The Nigerian Agricultural Insurance Corporation (NAIC) has said that tomato farmers will get no compensation for losses incurred during the outbreak of ‘tomato Ebola Virus’ in different parts of the country.
The Corporation explained that its role is different from that of the National Emergency Management Authority (NEMA), adding it cannot provide succour to the farmers in the loss since there was no insurance cover for their farms.
The Deputy General Manager Business Development of NAIC, Mr. Bashir Martins, who stated this while fielding questions from journalists during a media retreat organised by the Insurance Industry Consultative Council in Abeokuta, Ogun State, said before the outbreak of the tomato Ebola Virus, no tomato farmer insured his farm against such risk.
Against this backdrop, he said there will be no compensation for them from NAIC’s end.
He described the tomato virus as a fundamental risk that cannot be estimated or calculated adding that it was one of the worst risks farmers could be exposed to.
According to him, if the farmers had considered the uncertainty nature of agric risk and insured their farms, NAIC would have immediately come to their aid.
In May, there was outbreak of tomato moth in the northern part of the country, which destroyed over 80 percent of tomatoes planted by farmers in the region.
Nigerian farmers described the outbreak as ‘tomato Ebola’, the deadly disease that devastated West Africa in 2014.
The moth with botanical name Tuta absoluta, destroyed over 80 percent of the tomato planted in the country, resulting in skyrocketing price of tomato in different parts of the country.
For instance, during the epidemic, a wholesale basket containing hundreds of tomatoes sold for N42,000 ($212), up from N300 price before the outbreak.
Reports said that over 200 tomato farmers in kaduna, the state worst hit suffered over N1billion loss on account of the virus.
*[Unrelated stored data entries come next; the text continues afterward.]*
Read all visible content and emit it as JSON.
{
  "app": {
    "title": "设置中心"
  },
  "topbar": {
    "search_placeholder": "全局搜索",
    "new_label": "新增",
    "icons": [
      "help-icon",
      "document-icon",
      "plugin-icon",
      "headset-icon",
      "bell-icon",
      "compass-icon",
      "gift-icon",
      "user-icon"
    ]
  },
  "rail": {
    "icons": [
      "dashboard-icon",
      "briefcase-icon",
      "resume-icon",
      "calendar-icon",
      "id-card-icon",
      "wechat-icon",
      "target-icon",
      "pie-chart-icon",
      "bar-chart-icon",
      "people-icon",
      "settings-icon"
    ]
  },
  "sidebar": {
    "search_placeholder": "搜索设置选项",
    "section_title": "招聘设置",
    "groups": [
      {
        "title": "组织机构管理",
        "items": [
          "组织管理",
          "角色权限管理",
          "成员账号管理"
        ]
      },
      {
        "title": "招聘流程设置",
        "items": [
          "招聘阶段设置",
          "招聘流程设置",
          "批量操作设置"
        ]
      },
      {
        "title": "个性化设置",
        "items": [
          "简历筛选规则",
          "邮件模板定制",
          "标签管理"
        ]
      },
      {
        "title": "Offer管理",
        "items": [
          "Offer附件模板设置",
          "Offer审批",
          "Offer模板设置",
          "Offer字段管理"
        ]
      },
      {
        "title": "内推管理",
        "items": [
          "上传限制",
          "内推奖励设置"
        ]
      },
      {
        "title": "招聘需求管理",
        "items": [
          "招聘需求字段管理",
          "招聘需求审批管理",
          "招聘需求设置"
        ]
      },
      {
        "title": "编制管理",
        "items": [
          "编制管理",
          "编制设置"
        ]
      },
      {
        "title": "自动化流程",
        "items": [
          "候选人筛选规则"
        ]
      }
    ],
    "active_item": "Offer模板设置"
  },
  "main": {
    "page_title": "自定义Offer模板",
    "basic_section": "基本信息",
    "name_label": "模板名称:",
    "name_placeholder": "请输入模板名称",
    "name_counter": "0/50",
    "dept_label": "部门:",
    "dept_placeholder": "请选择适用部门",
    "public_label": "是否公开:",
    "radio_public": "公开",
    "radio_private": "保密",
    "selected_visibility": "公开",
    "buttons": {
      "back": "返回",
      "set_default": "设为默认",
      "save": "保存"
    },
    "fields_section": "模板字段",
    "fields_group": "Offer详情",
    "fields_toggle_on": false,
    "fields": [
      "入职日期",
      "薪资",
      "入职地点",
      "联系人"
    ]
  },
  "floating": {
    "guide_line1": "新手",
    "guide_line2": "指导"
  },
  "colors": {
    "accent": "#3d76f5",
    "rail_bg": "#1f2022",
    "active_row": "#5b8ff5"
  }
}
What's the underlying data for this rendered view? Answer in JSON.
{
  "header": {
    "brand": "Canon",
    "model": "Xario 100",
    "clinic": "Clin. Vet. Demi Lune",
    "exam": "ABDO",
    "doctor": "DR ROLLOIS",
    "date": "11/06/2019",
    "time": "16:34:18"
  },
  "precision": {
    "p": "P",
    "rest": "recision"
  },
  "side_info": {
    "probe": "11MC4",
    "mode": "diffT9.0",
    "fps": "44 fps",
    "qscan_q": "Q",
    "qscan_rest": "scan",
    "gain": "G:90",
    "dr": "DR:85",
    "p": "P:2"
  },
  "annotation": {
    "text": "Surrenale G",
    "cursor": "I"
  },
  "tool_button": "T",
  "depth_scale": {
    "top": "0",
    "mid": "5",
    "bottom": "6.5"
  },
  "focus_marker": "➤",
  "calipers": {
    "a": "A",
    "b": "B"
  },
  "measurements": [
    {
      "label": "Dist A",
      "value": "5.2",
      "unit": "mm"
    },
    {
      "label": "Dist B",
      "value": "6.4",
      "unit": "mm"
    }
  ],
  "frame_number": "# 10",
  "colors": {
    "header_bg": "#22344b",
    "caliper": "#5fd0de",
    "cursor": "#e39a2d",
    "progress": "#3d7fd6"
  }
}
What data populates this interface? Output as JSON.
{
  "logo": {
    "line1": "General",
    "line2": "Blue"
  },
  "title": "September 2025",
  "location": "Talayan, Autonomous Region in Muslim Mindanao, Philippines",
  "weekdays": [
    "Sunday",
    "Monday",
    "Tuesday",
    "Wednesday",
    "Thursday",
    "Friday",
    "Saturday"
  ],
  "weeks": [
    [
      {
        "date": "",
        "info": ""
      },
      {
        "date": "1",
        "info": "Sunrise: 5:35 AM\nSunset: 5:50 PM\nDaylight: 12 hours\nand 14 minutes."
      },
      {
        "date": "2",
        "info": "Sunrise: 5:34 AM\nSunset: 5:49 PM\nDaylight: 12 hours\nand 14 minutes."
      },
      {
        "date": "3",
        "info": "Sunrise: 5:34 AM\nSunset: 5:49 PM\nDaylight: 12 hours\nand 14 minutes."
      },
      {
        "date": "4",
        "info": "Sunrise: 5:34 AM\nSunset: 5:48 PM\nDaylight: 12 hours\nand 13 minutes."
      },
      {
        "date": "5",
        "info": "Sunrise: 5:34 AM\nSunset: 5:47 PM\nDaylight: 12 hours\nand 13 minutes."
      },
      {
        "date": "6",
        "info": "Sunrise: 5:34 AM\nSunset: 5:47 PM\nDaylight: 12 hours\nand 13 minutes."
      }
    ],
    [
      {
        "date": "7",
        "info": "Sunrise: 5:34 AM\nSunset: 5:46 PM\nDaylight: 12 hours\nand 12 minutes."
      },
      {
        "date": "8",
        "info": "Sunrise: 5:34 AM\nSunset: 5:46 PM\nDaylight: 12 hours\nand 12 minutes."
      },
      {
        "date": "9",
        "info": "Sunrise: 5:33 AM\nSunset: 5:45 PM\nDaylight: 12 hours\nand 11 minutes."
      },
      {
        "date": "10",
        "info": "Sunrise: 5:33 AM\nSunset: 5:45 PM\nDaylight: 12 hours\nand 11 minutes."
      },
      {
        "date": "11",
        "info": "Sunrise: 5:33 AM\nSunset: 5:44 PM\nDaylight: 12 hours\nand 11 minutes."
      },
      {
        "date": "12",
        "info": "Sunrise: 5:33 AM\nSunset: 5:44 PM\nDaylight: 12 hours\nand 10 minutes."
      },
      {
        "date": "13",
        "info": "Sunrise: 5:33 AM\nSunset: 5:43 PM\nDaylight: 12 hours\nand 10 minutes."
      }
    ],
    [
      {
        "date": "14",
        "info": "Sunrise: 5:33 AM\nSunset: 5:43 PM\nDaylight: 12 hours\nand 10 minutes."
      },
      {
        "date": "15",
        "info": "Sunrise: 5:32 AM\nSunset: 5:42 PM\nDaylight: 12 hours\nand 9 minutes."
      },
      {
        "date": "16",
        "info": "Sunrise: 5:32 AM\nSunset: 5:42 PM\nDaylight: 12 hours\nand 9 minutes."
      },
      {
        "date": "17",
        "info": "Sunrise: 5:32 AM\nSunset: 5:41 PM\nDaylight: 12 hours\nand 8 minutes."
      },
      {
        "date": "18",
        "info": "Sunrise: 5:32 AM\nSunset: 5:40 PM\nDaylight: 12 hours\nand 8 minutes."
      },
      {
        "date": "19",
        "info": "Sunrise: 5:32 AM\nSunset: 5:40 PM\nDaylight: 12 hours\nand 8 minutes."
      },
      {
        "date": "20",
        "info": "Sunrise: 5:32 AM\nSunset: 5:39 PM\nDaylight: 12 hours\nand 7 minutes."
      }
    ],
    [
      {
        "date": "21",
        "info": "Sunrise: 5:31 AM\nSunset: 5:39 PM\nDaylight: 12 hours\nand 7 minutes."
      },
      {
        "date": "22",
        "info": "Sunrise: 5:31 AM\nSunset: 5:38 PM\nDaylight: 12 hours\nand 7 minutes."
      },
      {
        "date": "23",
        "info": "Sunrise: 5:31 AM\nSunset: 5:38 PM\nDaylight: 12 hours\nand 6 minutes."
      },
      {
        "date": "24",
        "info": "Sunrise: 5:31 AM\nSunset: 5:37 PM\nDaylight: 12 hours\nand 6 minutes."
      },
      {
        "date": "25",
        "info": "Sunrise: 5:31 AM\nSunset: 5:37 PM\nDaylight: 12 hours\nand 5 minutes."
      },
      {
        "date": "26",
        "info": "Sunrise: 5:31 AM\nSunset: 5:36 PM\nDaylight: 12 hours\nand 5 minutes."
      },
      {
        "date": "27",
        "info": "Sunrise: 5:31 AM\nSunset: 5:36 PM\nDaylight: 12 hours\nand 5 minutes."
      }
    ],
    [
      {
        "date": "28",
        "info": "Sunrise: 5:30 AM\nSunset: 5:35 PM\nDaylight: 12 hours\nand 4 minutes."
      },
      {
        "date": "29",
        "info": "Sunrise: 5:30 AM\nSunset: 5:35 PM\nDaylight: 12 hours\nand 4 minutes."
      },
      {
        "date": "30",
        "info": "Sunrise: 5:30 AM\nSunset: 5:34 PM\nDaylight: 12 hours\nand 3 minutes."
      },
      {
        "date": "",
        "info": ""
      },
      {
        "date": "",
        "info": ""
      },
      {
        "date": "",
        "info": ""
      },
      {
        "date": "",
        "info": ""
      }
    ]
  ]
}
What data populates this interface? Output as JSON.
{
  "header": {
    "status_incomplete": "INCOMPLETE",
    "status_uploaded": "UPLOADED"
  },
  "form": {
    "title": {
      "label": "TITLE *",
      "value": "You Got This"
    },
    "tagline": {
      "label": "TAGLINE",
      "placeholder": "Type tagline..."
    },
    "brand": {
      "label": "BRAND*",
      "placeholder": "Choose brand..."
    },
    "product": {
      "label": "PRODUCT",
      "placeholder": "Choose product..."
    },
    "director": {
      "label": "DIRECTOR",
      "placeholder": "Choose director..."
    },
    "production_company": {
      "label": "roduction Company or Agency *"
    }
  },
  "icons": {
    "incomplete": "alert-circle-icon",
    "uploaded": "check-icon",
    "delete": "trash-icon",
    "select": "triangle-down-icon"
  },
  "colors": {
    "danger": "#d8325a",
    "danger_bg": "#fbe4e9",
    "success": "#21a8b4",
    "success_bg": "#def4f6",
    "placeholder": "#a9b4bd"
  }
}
It was also reported that government sent agric experts to Kenya to develop a strategy to combat the brown moth, which lays eggs on tomato plants and develops into a hungry caterpillar that feeds on the leaves, stems and fruit.
Martins said insurance is a financial tool used to transfer risks inherent in an activity, via the payment of premium adding that it involves the exchange of a relative small payment (premium) for protection from uncertain but potentially larger losses.
According to him, insurance combines the loss faced by a large number of individuals who contribute equitably to a common (fund) pool, which is used to pay losses due to any individual in the pool.